Prometheus Concepts
What Is Prometheus?
Prometheus is an open-source systems monitoring and alerting toolkit. It is designed around metrics, scraping, and time-series analysis.
Prometheus works well when you need to understand how a system behaves over time, especially in infrastructure, Kubernetes, and microservice environments.
Core Architecture
- Exporters expose metrics from hosts, services, and applications.
- The Prometheus server scrapes those metrics on an interval.
- Samples are stored in a time-series database.
- Alertmanager handles alert routing and notification.
- Grafana is commonly used for visualization.
Data Model
Prometheus stores data as time series.
- A metric name identifies the measurement.
- Labels add dimensions such as job, instance, service, or namespace.
- Each sample is a value with a timestamp.
That model is powerful, but it becomes expensive if labels are too specific.
Metric Types
- Counter: a value that only increases, such as request totals.
- Gauge: a value that can go up or down, such as memory usage.

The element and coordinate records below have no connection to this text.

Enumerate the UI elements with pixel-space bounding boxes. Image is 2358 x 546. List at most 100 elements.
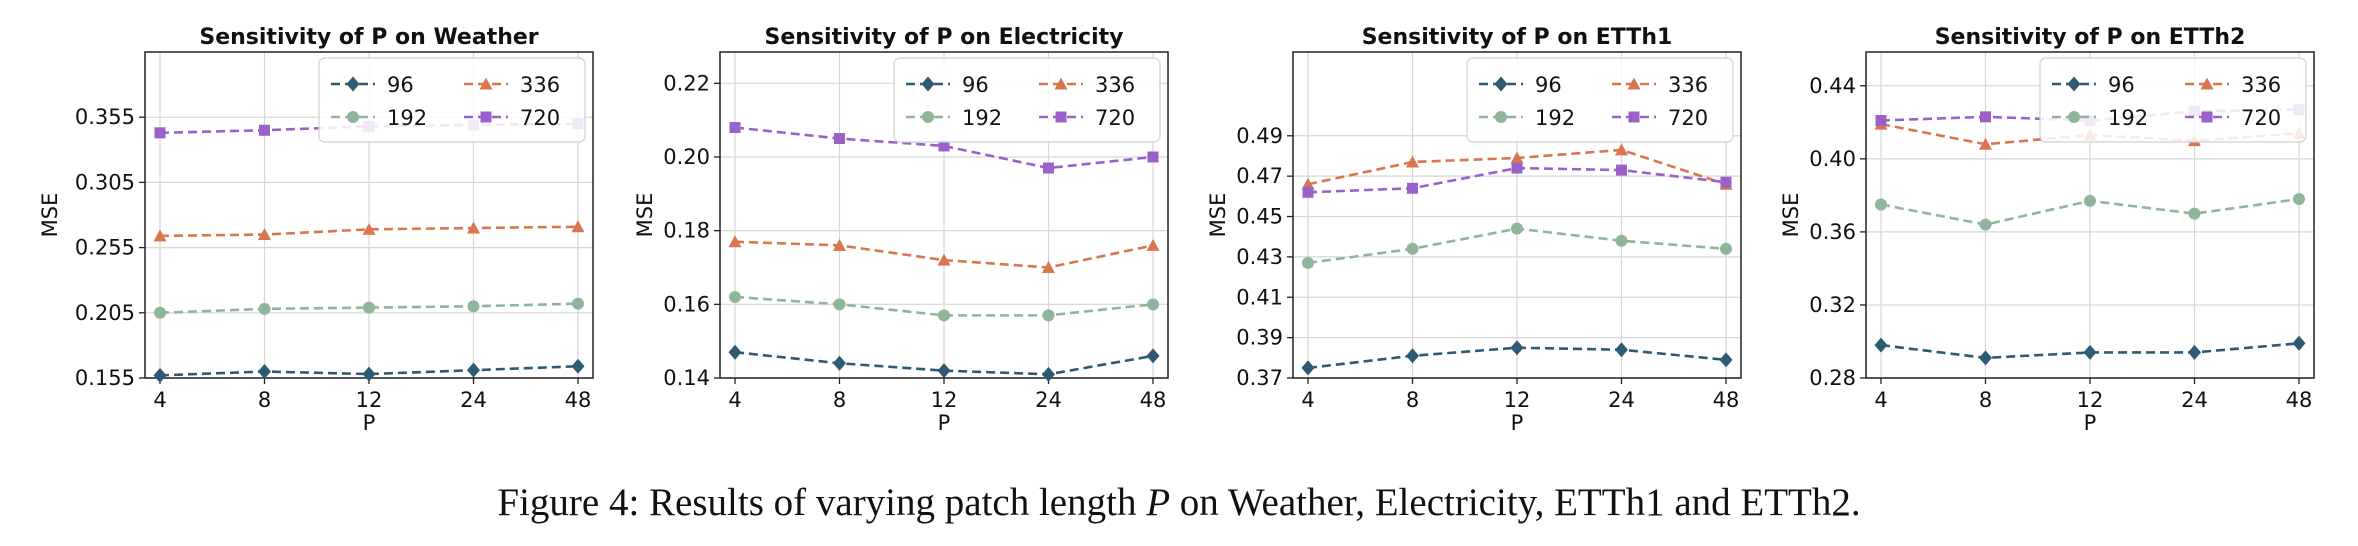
data-point-96 bbox=[937, 363, 951, 379]
legend-label: 96 bbox=[2108, 73, 2135, 97]
data-point-192 bbox=[363, 301, 375, 314]
data-point-96 bbox=[1615, 342, 1628, 358]
y-tick-label: 0.22 bbox=[663, 71, 710, 95]
data-point-720 bbox=[1720, 176, 1732, 188]
x-axis-label: P bbox=[363, 411, 376, 435]
x-tick-label: 24 bbox=[460, 388, 487, 412]
legend-marker bbox=[2201, 111, 2213, 123]
legend-marker bbox=[2068, 111, 2080, 123]
legend-label: 192 bbox=[962, 106, 1002, 130]
data-point-720 bbox=[1980, 111, 1991, 123]
y-tick-label: 0.37 bbox=[1236, 366, 1283, 390]
data-point-96 bbox=[728, 344, 742, 360]
data-point-336 bbox=[1979, 137, 1992, 150]
data-point-336 bbox=[1510, 151, 1524, 164]
y-tick-label: 0.43 bbox=[1236, 245, 1283, 269]
x-tick-label: 12 bbox=[1504, 388, 1531, 412]
legend-box bbox=[893, 57, 1161, 143]
data-point-192 bbox=[729, 290, 741, 303]
y-tick-label: 0.45 bbox=[1236, 205, 1283, 229]
data-point-720 bbox=[259, 124, 270, 136]
data-point-192 bbox=[258, 302, 271, 315]
data-point-336 bbox=[1042, 260, 1055, 273]
legend-marker bbox=[922, 111, 934, 123]
x-tick-label: 24 bbox=[1608, 388, 1635, 412]
y-axis-label: MSE bbox=[38, 193, 62, 238]
data-point-720 bbox=[834, 133, 845, 145]
legend-marker bbox=[2200, 77, 2214, 90]
x-tick-label: 48 bbox=[2286, 388, 2313, 412]
legend-marker bbox=[346, 76, 360, 92]
y-tick-label: 0.49 bbox=[1236, 124, 1283, 148]
chart-panel: 4 8 12 24 480.370.390.410.430.450.470.49Sens… bbox=[1206, 25, 1742, 435]
legend-marker bbox=[479, 77, 493, 90]
x-tick-label: 48 bbox=[1713, 388, 1740, 412]
data-point-720 bbox=[938, 140, 950, 152]
data-point-96 bbox=[1874, 337, 1888, 353]
y-tick-label: 0.305 bbox=[75, 170, 135, 194]
chart-panel: 4 8 12 24 480.140.160.180.200.22Sensitivity … bbox=[633, 25, 1169, 435]
y-tick-label: 0.16 bbox=[663, 292, 710, 316]
legend-box bbox=[318, 57, 586, 143]
x-axis-label: P bbox=[938, 411, 951, 435]
data-point-720 bbox=[1043, 162, 1054, 174]
chart-title: Sensitivity of P on ETTh1 bbox=[1362, 25, 1673, 50]
x-tick-label: 4 bbox=[728, 388, 741, 412]
data-point-96 bbox=[1510, 340, 1524, 356]
chart-title: Sensitivity of P on ETTh2 bbox=[1935, 25, 2246, 50]
x-tick-label: 8 bbox=[1979, 388, 1992, 412]
data-point-96 bbox=[1146, 348, 1160, 364]
series-line-720 bbox=[734, 126, 1154, 170]
y-tick-label: 0.44 bbox=[1809, 74, 1856, 98]
data-point-192 bbox=[1406, 242, 1419, 255]
data-point-192 bbox=[1615, 234, 1628, 247]
legend-label: 720 bbox=[520, 106, 560, 130]
chart-panel: 4 8 12 24 480.1550.2050.2550.3050.355Sensiti… bbox=[38, 25, 594, 435]
legend-label: 96 bbox=[1535, 73, 1562, 97]
y-tick-label: 0.255 bbox=[75, 236, 135, 260]
y-tick-label: 0.14 bbox=[663, 366, 710, 390]
data-point-96 bbox=[153, 367, 167, 383]
series-line-96 bbox=[1880, 342, 2300, 360]
legend-label: 720 bbox=[1668, 106, 1708, 130]
legend-marker bbox=[1054, 77, 1068, 90]
data-point-192 bbox=[2084, 194, 2096, 207]
y-tick-label: 0.355 bbox=[75, 105, 135, 129]
data-point-336 bbox=[1406, 155, 1419, 168]
data-point-336 bbox=[728, 235, 742, 248]
data-point-192 bbox=[1042, 309, 1055, 322]
y-tick-label: 0.36 bbox=[1809, 220, 1856, 244]
data-point-192 bbox=[154, 306, 166, 319]
legend-marker bbox=[1628, 111, 1640, 123]
data-point-192 bbox=[1302, 256, 1314, 269]
data-point-96 bbox=[1406, 348, 1419, 364]
data-point-192 bbox=[833, 298, 846, 311]
figure-caption: Figure 4: Results of varying patch lengt… bbox=[0, 480, 2358, 525]
legend-marker bbox=[480, 111, 492, 123]
y-axis-label: MSE bbox=[633, 193, 657, 238]
data-point-192 bbox=[2188, 207, 2201, 220]
data-point-96 bbox=[2292, 335, 2306, 351]
legend-label: 192 bbox=[1535, 106, 1575, 130]
x-tick-label: 8 bbox=[1406, 388, 1419, 412]
data-point-720 bbox=[1147, 151, 1159, 163]
y-tick-label: 0.47 bbox=[1236, 164, 1283, 188]
data-point-192 bbox=[2293, 193, 2305, 206]
data-point-720 bbox=[1511, 162, 1523, 174]
legend-label: 336 bbox=[520, 73, 560, 97]
y-tick-label: 0.41 bbox=[1236, 285, 1283, 309]
series-line-96 bbox=[734, 350, 1154, 376]
data-point-96 bbox=[2188, 344, 2201, 360]
data-point-96 bbox=[362, 366, 376, 382]
y-tick-label: 0.18 bbox=[663, 219, 710, 243]
x-tick-label: 8 bbox=[833, 388, 846, 412]
legend-label: 336 bbox=[1668, 73, 1708, 97]
legend-box bbox=[1466, 57, 1734, 143]
x-axis-label: P bbox=[2084, 411, 2097, 435]
legend-label: 720 bbox=[2241, 106, 2281, 130]
y-tick-label: 0.40 bbox=[1809, 147, 1856, 171]
data-point-96 bbox=[1979, 350, 1992, 366]
data-point-96 bbox=[1301, 360, 1315, 376]
data-point-96 bbox=[571, 358, 585, 374]
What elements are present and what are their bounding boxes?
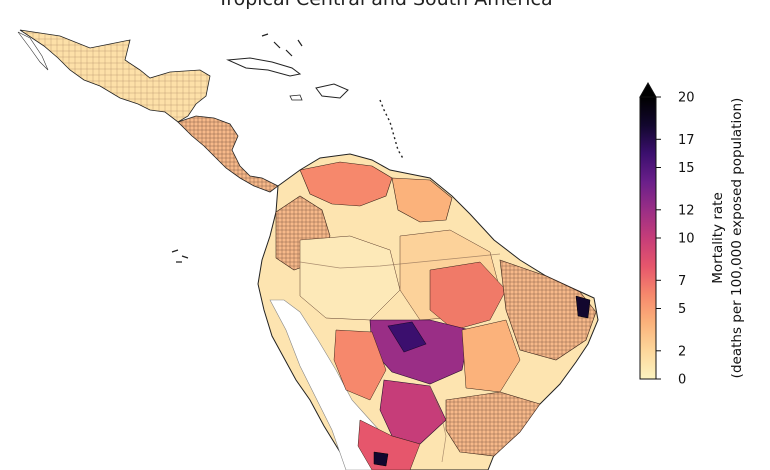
- parana-river: [429, 385, 447, 463]
- region-dark-hotspot: [373, 451, 389, 467]
- colorbar-tick-label: 15: [678, 161, 695, 176]
- region-northeast-brazil: [499, 259, 597, 361]
- colorbar-label-line1: Mortality rate: [710, 192, 726, 284]
- amazon-river: [299, 253, 501, 269]
- jamaica-island: [289, 94, 303, 101]
- region-rondonia: [387, 321, 427, 353]
- cuba-island: [226, 57, 302, 77]
- page-title: Tropical Central and South America: [0, 0, 770, 10]
- lesser-antilles: [379, 99, 405, 161]
- region-coast-hotspot: [575, 295, 591, 319]
- region-guianas: [391, 177, 453, 223]
- colorbar-tick-label: 17: [678, 133, 695, 148]
- hispaniola-island: [315, 83, 349, 99]
- mexico-region: [19, 29, 211, 123]
- colorbar-extend-arrow: [639, 81, 657, 98]
- colorbar-tick-label: 5: [678, 302, 686, 317]
- region-para: [429, 261, 507, 331]
- colorbar-label-line2: (deaths per 100,000 exposed population): [729, 98, 745, 379]
- colorbar-gradient: [639, 96, 657, 380]
- region-goias: [461, 319, 521, 393]
- region-amazon-west: [299, 235, 401, 321]
- colorbar-tick-label: 0: [678, 373, 686, 388]
- region-argentina-north: [357, 419, 421, 470]
- colorbar-tick-label: 20: [678, 91, 695, 106]
- bahamas-islands: [261, 33, 303, 57]
- region-southeast-brazil: [445, 391, 541, 457]
- colorbar-tick-label: 2: [678, 344, 686, 359]
- galapagos-islands: [171, 249, 189, 263]
- baja-peninsula: [17, 31, 49, 71]
- colorbar-tick-label: 7: [678, 274, 686, 289]
- region-venezuela: [299, 161, 393, 207]
- colorbar-tick-label: 12: [678, 203, 695, 218]
- colorbar-ticks: 0 2 5 7 10 12 15 17 20: [656, 91, 695, 388]
- central-america: [177, 115, 279, 193]
- choropleth-map: [17, 29, 599, 470]
- colorbar-tick-label: 10: [678, 232, 695, 247]
- region-bolivia: [333, 329, 387, 401]
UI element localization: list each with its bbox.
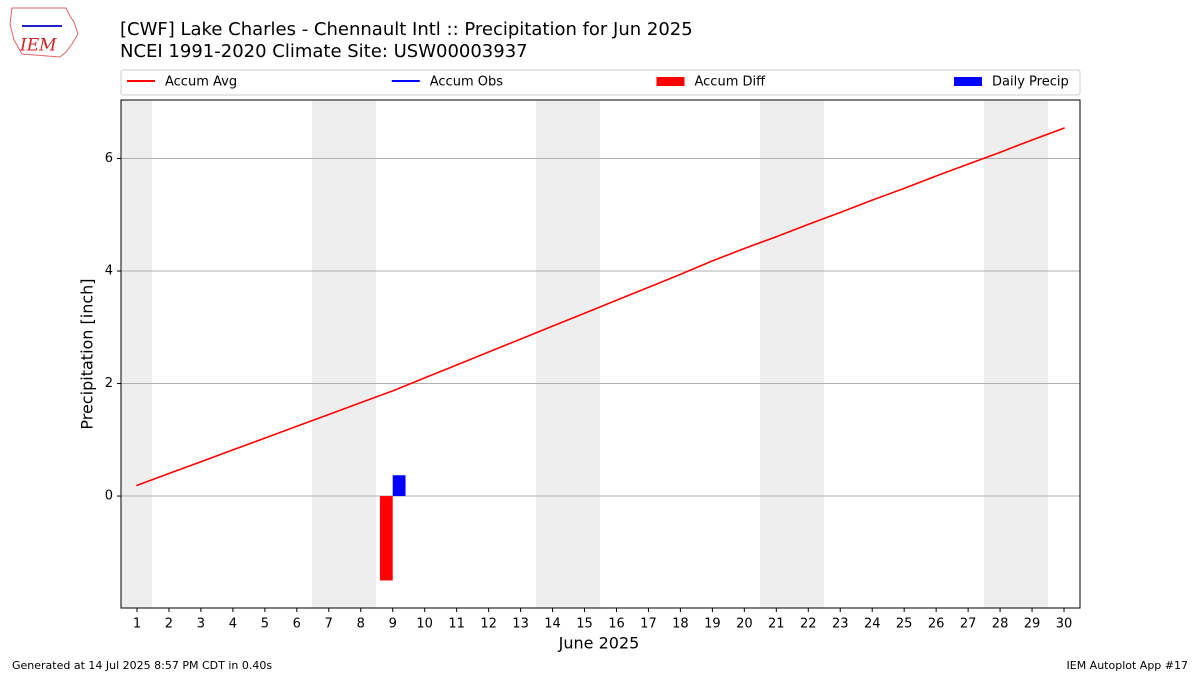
legend-label: Daily Precip [992,75,1069,90]
weekend-shading [121,100,1048,608]
legend-label: Accum Diff [695,75,767,90]
shade [121,100,152,608]
y-tick-label: 6 [105,151,113,166]
logo-text: IEM [19,36,57,56]
footer-left: Generated at 14 Jul 2025 8:57 PM CDT in … [12,659,272,672]
x-tick-label: 4 [229,617,237,632]
x-tick-label: 15 [576,617,593,632]
shade [760,100,824,608]
plot-frame [120,99,1081,609]
legend-label: Accum Obs [430,75,503,90]
x-tick-label: 10 [416,617,433,632]
line-0 [136,127,1065,487]
x-tick-label: 25 [896,617,913,632]
shade [312,100,376,608]
x-tick-label: 28 [992,617,1009,632]
x-tick-label: 9 [389,617,397,632]
x-tick-label: 1 [133,617,141,632]
x-tick-label: 30 [1056,617,1073,632]
shade [984,100,1048,608]
x-tick-label: 18 [672,617,689,632]
x-tick-label: 13 [512,617,529,632]
x-tick-label: 3 [197,617,205,632]
x-tick-label: 14 [544,617,561,632]
bar [379,496,393,581]
x-tick-label: 27 [960,617,977,632]
logo-outline [9,7,79,58]
y-axis-label: Precipitation [inch] [78,278,97,429]
bar [392,475,406,497]
x-tick-label: 2 [165,617,173,632]
x-tick-label: 29 [1024,617,1041,632]
x-axis-label: June 2025 [558,634,640,653]
logo: IEM [9,7,79,58]
x-tick-label: 26 [928,617,945,632]
x-tick-label: 7 [325,617,333,632]
y-tick-label: 4 [105,264,113,279]
x-tick-label: 12 [480,617,497,632]
legend-swatch [656,77,685,86]
x-tick-label: 16 [608,617,625,632]
x-tick-label: 11 [448,617,465,632]
y-tick-label: 0 [105,489,113,504]
x-tick-label: 6 [293,617,301,632]
footer-right: IEM Autoplot App #17 [1067,659,1189,672]
x-tick-label: 8 [357,617,365,632]
chart-title: [CWF] Lake Charles - Chennault Intl :: P… [120,19,693,40]
x-tick-label: 20 [736,617,753,632]
x-tick-label: 19 [704,617,721,632]
x-tick-label: 24 [864,617,881,632]
y-tick-label: 2 [105,376,113,391]
x-tick-label: 22 [800,617,817,632]
legend-label: Accum Avg [165,75,237,90]
legend-box [120,69,1081,96]
shade [536,100,600,608]
x-tick-label: 5 [261,617,269,632]
legend-swatch [954,77,982,86]
x-tick-label: 23 [832,617,849,632]
x-tick-label: 17 [640,617,657,632]
x-tick-label: 21 [768,617,785,632]
chart-subtitle: NCEI 1991-2020 Climate Site: USW00003937 [120,41,528,62]
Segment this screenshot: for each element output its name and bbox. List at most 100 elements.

- Histogram: a distribution used for latency and bucketed observations.
- Summary: an alternative way to track quantiles in-process.
Main Components
- Prometheus server
- Client libraries
- Exporters
- Pushgateway for short-lived jobs
- Alertmanager
- Service discovery integrations
PromQL
PromQL is the query language used to analyze metrics.
Examples:
rate(http_requests_total[5m])
sum by (job) (rate(container_cpu_usage_seconds_total[5m]))
histogram_quantile(0.95, sum by (le) (rate(http_request_duration_seconds_bucket[5m])))
What Prometheus Is Not
- It is not a log store.
- It is not a tracing backend.
- It is not ideal for high-cardinality data such as user IDs or email addresses.
Practical Notes
- Keep metric names and labels consistent.
- Prefer alerting on symptoms that matter to users.
- Use recording rules for expensive queries that are reused often.